Cogan syndrome is unique in that it causes large vessel (eg, aorta) vasculitis, inflammatory eye disease, and hearing loss. Another form of vasculitis, granulomatosis with polyangiitis, was considered but ruled out with multiple negative ANCA tests and a negative biopsy from the soft tissue. GPA causes vasculitis in smaller blood vessels and does not typically cause ocular surface inflammation similar to Cogan syndrome. Vogt–Koyanagi–Harada disease was ruled out based on a lack of vision loss, hair/skin color pigment loss, and meningeal involvement. In patients with VKH, the target for the autoimmune process is melanocytes.

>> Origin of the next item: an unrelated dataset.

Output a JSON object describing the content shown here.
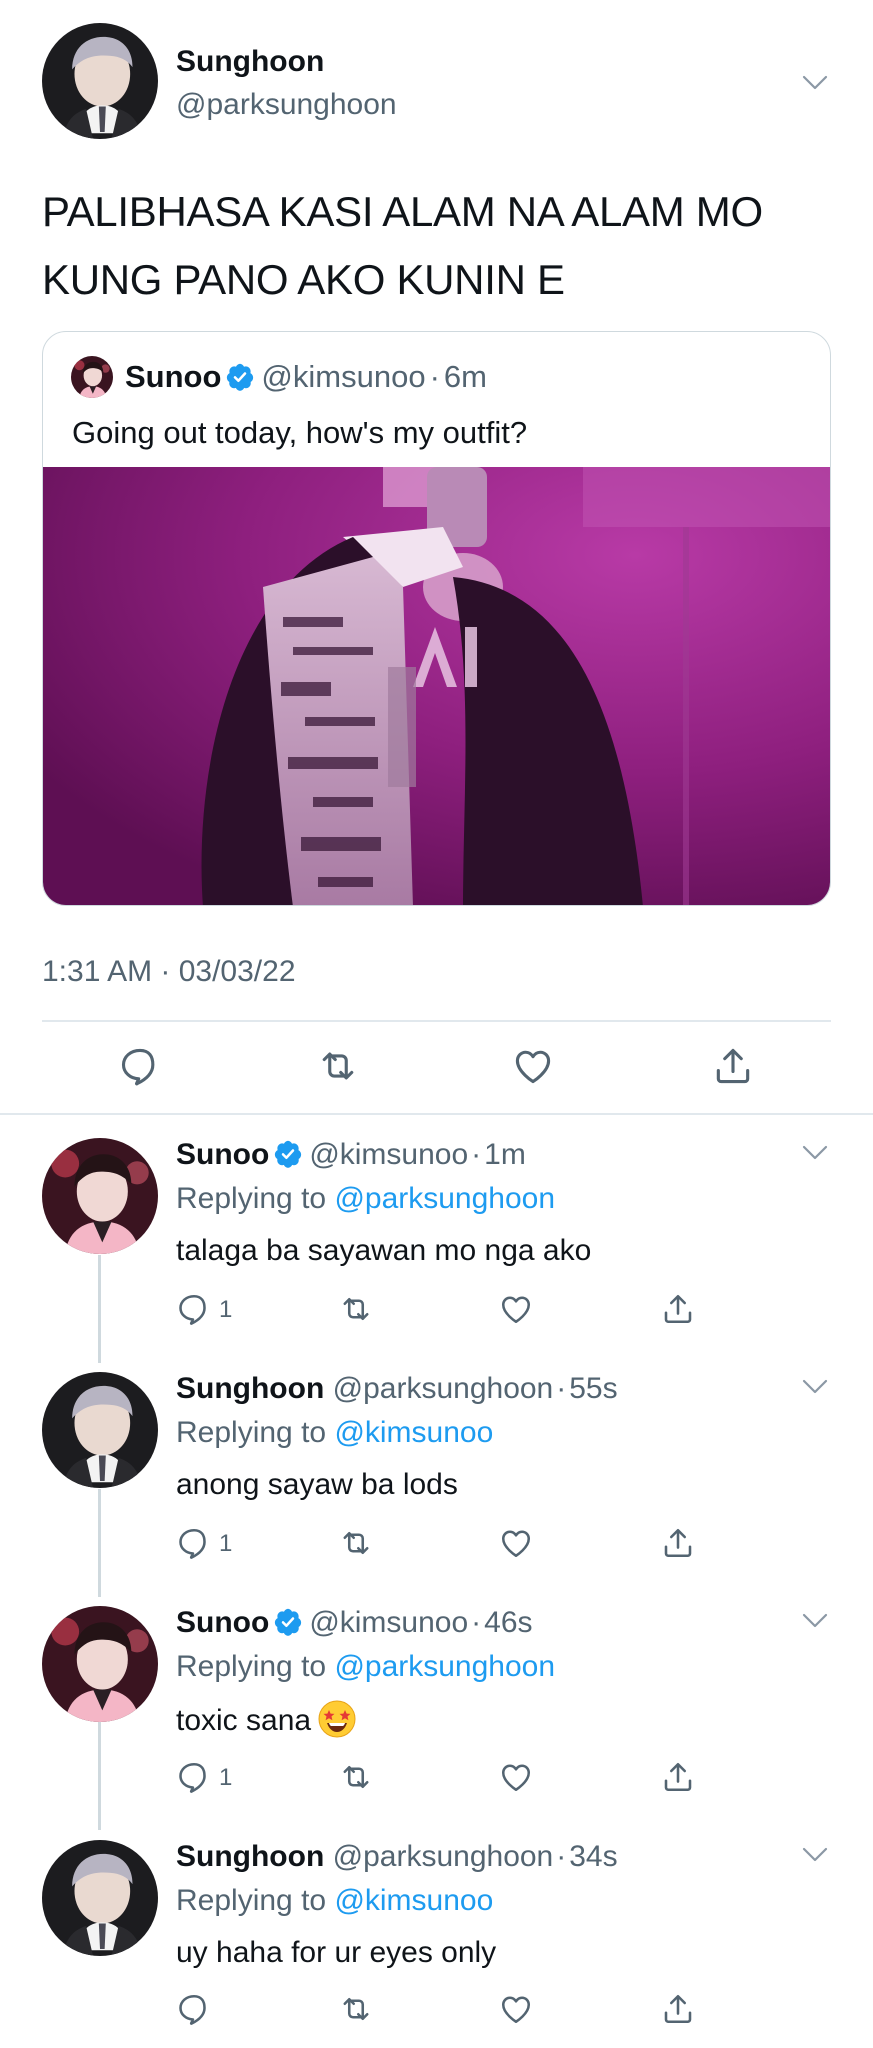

We considered and ruled out Behçet’s disease based on a lack of oral or genital lesion. Finally, we also considered mycobacterial infection but that was ruled out with multiple quantiferon gold tests and a negative culture from a lesion.

Conclusion

We present the case of a patient with a history of severe bilateral hearing loss who presented due to pain over her cochlear implant incision and was found to have Cogan syndrome. The ocular and vestibulocochlear systems are most commonly affected, with many patients experiencing negative systemic sequelae related to the underlying vasculitis. This is often a challenging diagnosis requiring a high index of suspicion, as early initiation of therapy may help reduce long-term morbidity.